If you're looking for help with C#, .NET, Azure, Architecture, or would simply value an independent opinion then please get in touch here or over on Twitter.
(I’m happy to engage with anyone about MS / Azure about this but I don’t think their is any new feedback here sadly – its a “more of the same” thing)
This last week I needed to deploy a greenfield system to Azure for the first time in a good while and so it seemed like a good point to reflect on the state of Azure deployment. tl;dr – it was like pulling teeth.
The simple is fairly typical – it uses a variety of Azure components to allow users to access a React (Fable) based website that talks to APIs (.NET 5) and a PostgreSQL database and a simple blob storage based key/document store to allow users to manage risk and capabilities in their organisations.
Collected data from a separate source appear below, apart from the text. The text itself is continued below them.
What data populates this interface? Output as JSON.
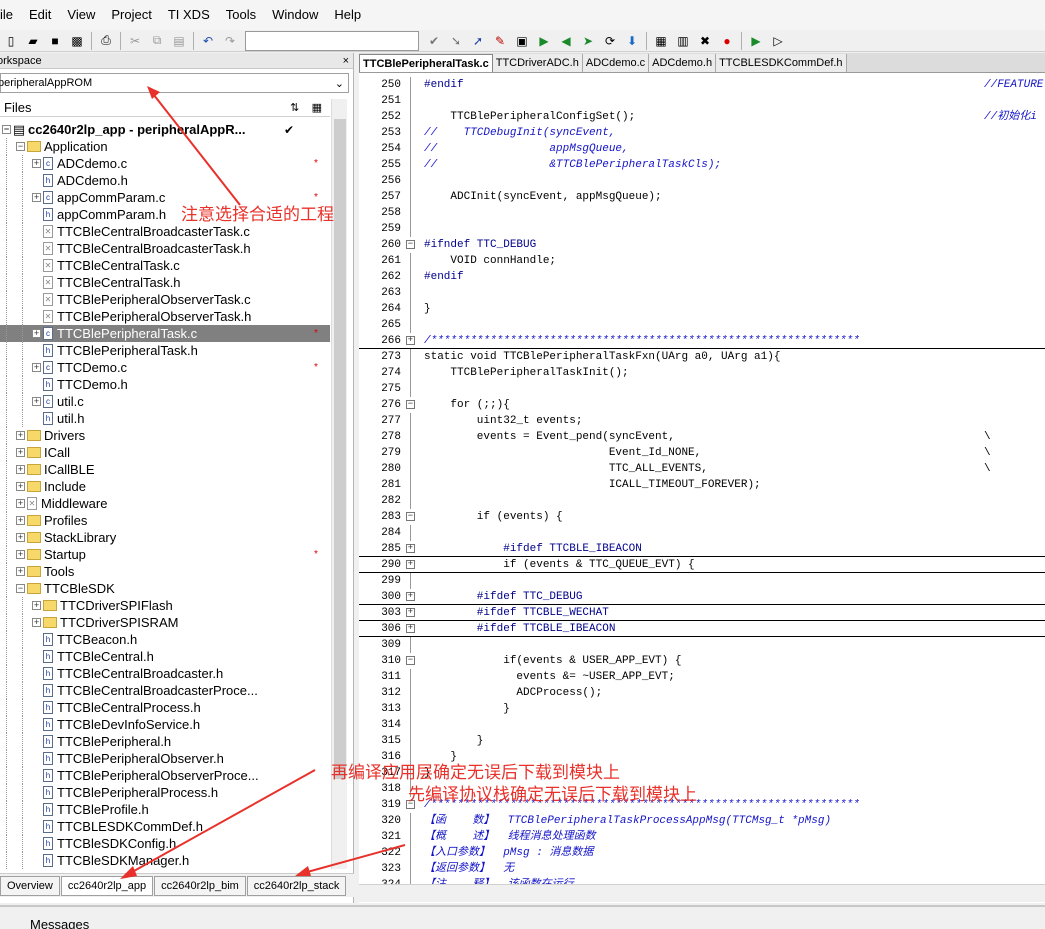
{
  "menu": [
    "ile",
    "Edit",
    "View",
    "Project",
    "TI XDS",
    "Tools",
    "Window",
    "Help"
  ],
  "workspace": {
    "title": "orkspace",
    "close": "×",
    "combo": "peripheralAppROM",
    "files_label": "Files",
    "root": "cc2640r2lp_app - peripheralAppR...",
    "root_check": "✔",
    "tabs": [
      "Overview",
      "cc2640r2lp_app",
      "cc2640r2lp_bim",
      "cc2640r2lp_stack"
    ]
  },
  "tree": [
    {
      "label": "Application",
      "type": "folder",
      "depth": 1,
      "exp": "−"
    },
    {
      "label": "ADCdemo.c",
      "type": "c",
      "depth": 2,
      "exp": "+",
      "star": true
    },
    {
      "label": "ADCdemo.h",
      "type": "h",
      "depth": 2,
      "exp": ""
    },
    {
      "label": "appCommParam.c",
      "type": "c",
      "depth": 2,
      "exp": "+",
      "star": true
    },
    {
      "label": "appCommParam.h",
      "type": "h",
      "depth": 2,
      "exp": ""
    },
    {
      "label": "TTCBleCentralBroadcasterTask.c",
      "type": "x",
      "depth": 2,
      "exp": ""
    },
    {
      "label": "TTCBleCentralBroadcasterTask.h",
      "type": "x",
      "depth": 2,
      "exp": ""
    },
    {
      "label": "TTCBleCentralTask.c",
      "type": "x",
      "depth": 2,
      "exp": ""
    },
    {
      "label": "TTCBleCentralTask.h",
      "type": "x",
      "depth": 2,
      "exp": ""
    },
    {
      "label": "TTCBlePeripheralObserverTask.c",
      "type": "x",
      "depth": 2,
      "exp": ""
    },
    {
      "label": "TTCBlePeripheralObserverTask.h",
      "type": "x",
      "depth": 2,
      "exp": ""
    },
    {
      "label": "TTCBlePeripheralTask.c",
      "type": "c",
      "depth": 2,
      "exp": "+",
      "star": true,
      "sel": true
    },
    {
      "label": "TTCBlePeripheralTask.h",
      "type": "h",
      "depth": 2,
      "exp": ""
    },
    {
      "label": "TTCDemo.c",
      "type": "c",
      "depth": 2,
      "exp": "+",
      "star": true
    },
    {
      "label": "TTCDemo.h",
      "type": "h",
      "depth": 2,
      "exp": ""
    },
    {
      "label": "util.c",
      "type": "c",
      "depth": 2,
      "exp": "+"
    },
    {
      "label": "util.h",
      "type": "h",
      "depth": 2,
      "exp": ""
    },
    {
      "label": "Drivers",
      "type": "folder",
      "depth": 1,
      "exp": "+"
    },
    {
      "label": "ICall",
      "type": "folder",
      "depth": 1,
      "exp": "+"
    },
    {
      "label": "ICallBLE",
      "type": "folder",
      "depth": 1,
      "exp": "+"
    },
    {
      "label": "Include",
      "type": "folder",
      "depth": 1,
      "exp": "+"
    },
    {
      "label": "Middleware",
      "type": "x",
      "depth": 1,
      "exp": "+"
    },
    {
      "label": "Profiles",
      "type": "folder",
      "depth": 1,
      "exp": "+"
    },
    {
      "label": "StackLibrary",
      "type": "folder",
      "depth": 1,
      "exp": "+"
    },
    {
      "label": "Startup",
      "type": "folder",
      "depth": 1,
      "exp": "+",
      "star": true
    },
    {
      "label": "Tools",
      "type": "folder",
      "depth": 1,
      "exp": "+"
    },
    {
      "label": "TTCBleSDK",
      "type": "folder",
      "depth": 1,
      "exp": "−"
    },
    {
      "label": "TTCDriverSPIFlash",
      "type": "folder",
      "depth": 2,
      "exp": "+"
    },
    {
      "label": "TTCDriverSPISRAM",
      "type": "folder",
      "depth": 2,
      "exp": "+"
    },
    {
      "label": "TTCBeacon.h",
      "type": "h",
      "depth": 2,
      "exp": ""
    },
    {
      "label": "TTCBleCentral.h",
      "type": "h",
      "depth": 2,
      "exp": ""
    },
    {
      "label": "TTCBleCentralBroadcaster.h",
      "type": "h",
      "depth": 2,
      "exp": ""
    },
    {
      "label": "TTCBleCentralBroadcasterProce...",
      "type": "h",
      "depth": 2,
      "exp": ""
    },
    {
      "label": "TTCBleCentralProcess.h",
      "type": "h",
      "depth": 2,
      "exp": ""
    },
    {
      "label": "TTCBleDevInfoService.h",
      "type": "h",
      "depth": 2,
      "exp": ""
    },
    {
      "label": "TTCBlePeripheral.h",
      "type": "h",
      "depth": 2,
      "exp": ""
    },
    {
      "label": "TTCBlePeripheralObserver.h",
      "type": "h",
      "depth": 2,
      "exp": ""
    },
    {
      "label": "TTCBlePeripheralObserverProce...",
      "type": "h",
      "depth": 2,
      "exp": ""
    },
    {
      "label": "TTCBlePeripheralProcess.h",
      "type": "h",
      "depth": 2,
      "exp": ""
    },
    {
      "label": "TTCBleProfile.h",
      "type": "h",
      "depth": 2,
      "exp": ""
    },
    {
      "label": "TTCBLESDKCommDef.h",
      "type": "h",
      "depth": 2,
      "exp": ""
    },
    {
      "label": "TTCBleSDKConfig.h",
      "type": "h",
      "depth": 2,
      "exp": ""
    },
    {
      "label": "TTCBleSDKManager.h",
      "type": "h",
      "depth": 2,
      "exp": ""
    }
  ],
  "editor_tabs": [
    "TTCBlePeripheralTask.c",
    "TTCDriverADC.h",
    "ADCdemo.c",
    "ADCdemo.h",
    "TTCBLESDKCommDef.h"
  ],
  "code": [
    {
      "n": "250",
      "t": "#endif",
      "c": "pp",
      "r": "//FEATURE"
    },
    {
      "n": "251",
      "t": ""
    },
    {
      "n": "252",
      "t": "    TTCBlePeripheralConfigSet();",
      "r": "//初始化i"
    },
    {
      "n": "253",
      "t": "//    TTCDebugInit(syncEvent,",
      "c": "cm"
    },
    {
      "n": "254",
      "t": "//                 appMsgQueue,",
      "c": "cm"
    },
    {
      "n": "255",
      "t": "//                 &TTCBlePeripheralTaskCls);",
      "c": "cm"
    },
    {
      "n": "256",
      "t": ""
    },
    {
      "n": "257",
      "t": "    ADCInit(syncEvent, appMsgQueue);"
    },
    {
      "n": "258",
      "t": ""
    },
    {
      "n": "259",
      "t": ""
    },
    {
      "n": "260",
      "t": "#ifndef TTC_DEBUG",
      "c": "pp",
      "f": "−"
    },
    {
      "n": "261",
      "t": "    VOID connHandle;"
    },
    {
      "n": "262",
      "t": "#endif",
      "c": "pp"
    },
    {
      "n": "263",
      "t": ""
    },
    {
      "n": "264",
      "t": "}",
      "f": "end"
    },
    {
      "n": "265",
      "t": ""
    },
    {
      "n": "266",
      "t": "/*****************************************************************",
      "c": "cm",
      "f": "+",
      "u": true
    },
    {
      "n": "273",
      "t": "static void TTCBlePeripheralTaskFxn(UArg a0, UArg a1){"
    },
    {
      "n": "274",
      "t": "    TTCBlePeripheralTaskInit();"
    },
    {
      "n": "275",
      "t": ""
    },
    {
      "n": "276",
      "t": "    for (;;){",
      "f": "−"
    },
    {
      "n": "277",
      "t": "        uint32_t events;"
    },
    {
      "n": "278",
      "t": "        events = Event_pend(syncEvent,",
      "r": "\\"
    },
    {
      "n": "279",
      "t": "                            Event_Id_NONE,",
      "r": "\\"
    },
    {
      "n": "280",
      "t": "                            TTC_ALL_EVENTS,",
      "r": "\\"
    },
    {
      "n": "281",
      "t": "                            ICALL_TIMEOUT_FOREVER);"
    },
    {
      "n": "282",
      "t": ""
    },
    {
      "n": "283",
      "t": "        if (events) {",
      "f": "−"
    },
    {
      "n": "284",
      "t": ""
    },
    {
      "n": "285",
      "t": "            #ifdef TTCBLE_IBEACON",
      "c": "pp",
      "f": "+",
      "u": true
    },
    {
      "n": "290",
      "t": "            if (events & TTC_QUEUE_EVT) {",
      "f": "+",
      "u": true
    },
    {
      "n": "299",
      "t": ""
    },
    {
      "n": "300",
      "t": "        #ifdef TTC_DEBUG",
      "c": "pp",
      "f": "+",
      "u": true
    },
    {
      "n": "303",
      "t": "        #ifdef TTCBLE_WECHAT",
      "c": "pp",
      "f": "+",
      "u": true
    },
    {
      "n": "306",
      "t": "        #ifdef TTCBLE_IBEACON",
      "c": "pp",
      "f": "+",
      "u": true
    },
    {
      "n": "309",
      "t": ""
    },
    {
      "n": "310",
      "t": "            if(events & USER_APP_EVT) {",
      "f": "−"
    },
    {
      "n": "311",
      "t": "              events &= ~USER_APP_EVT;"
    },
    {
      "n": "312",
      "t": "              ADCProcess();"
    },
    {
      "n": "313",
      "t": "            }",
      "f": "end"
    },
    {
      "n": "314",
      "t": ""
    },
    {
      "n": "315",
      "t": "        }",
      "f": "end"
    },
    {
      "n": "316",
      "t": "    }",
      "f": "end"
    },
    {
      "n": "317",
      "t": "}"
    },
    {
      "n": "318",
      "t": ""
    },
    {
      "n": "319",
      "t": "/*****************************************************************",
      "c": "cm",
      "f": "−"
    },
    {
      "n": "320",
      "t": "【函    数】  TTCBlePeripheralTaskProcessAppMsg(TTCMsg_t *pMsg)",
      "c": "cm"
    },
    {
      "n": "321",
      "t": "【概    述】  线程消息处理函数",
      "c": "cm"
    },
    {
      "n": "322",
      "t": "【入口参数】  pMsg : 消息数据",
      "c": "cm"
    },
    {
      "n": "323",
      "t": "【返回参数】  无",
      "c": "cm"
    },
    {
      "n": "324",
      "t": "【注    释】  该函数在运行...",
      "c": "cm"
    }
  ],
  "annotations": {
    "select_project": "注意选择合适的工程",
    "app_layer": "再编译应用层确定无误后下载到模块上",
    "stack_layer": "先编译协议栈确定无误后下载到模块上",
    "color": "#e8312a"
  },
  "messages_label": "Messages"
}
As its greenfield I’ve gone all in on managed identity and Key Vault wherever possible. I use Docker to run the API and within Web Apps for Containers and I use the Azure CDN backed by a storage account to serve the React app.
Build, release and deployment occurs via a GitHub Action with the real work taking place inside Farmer and so ultimately the deployment is based on ARM.
The system is written end to end in F# and the architecture is shown below.
Just a couple of notes on this architecture based on common questions.
- Why not use AKS? For something this simple? Not needed – massive overkill.
- Why use Docker then? I value being able to move things between vendors. For example I’ve experimented with this deployment in AWS, Azure and Digital Ocean. Using fairly standardised packaging mechanisms means I’m generally just worrying about configuration.
- Why not use use Azure Static Web Apps. Somehow this is still in preview and I already knew how to do the same thing with the CDN and had to do a “manual” build anyway as I am using Fable (which isn’t hard – you can find some notes about that here).
- I thought you loved Service Bus where’s the Service Bus? v1.1 🙂
- Farmer is excellent – I’m a big fan of using actual code for infrastructure and see no reason at all to learn another (stunted) language like Bicep to do so. Pages of ARM become just a handful of lines of Farmer code and as it ultimately outputs and (optionally) executes ARM templates you’re not locked into anything. My final build and release script is entirely within F# – its not a Frankensteins monster of JSON, Bash, Powershell etc. though I do call out to az cli on occasion to work round problems in ARM.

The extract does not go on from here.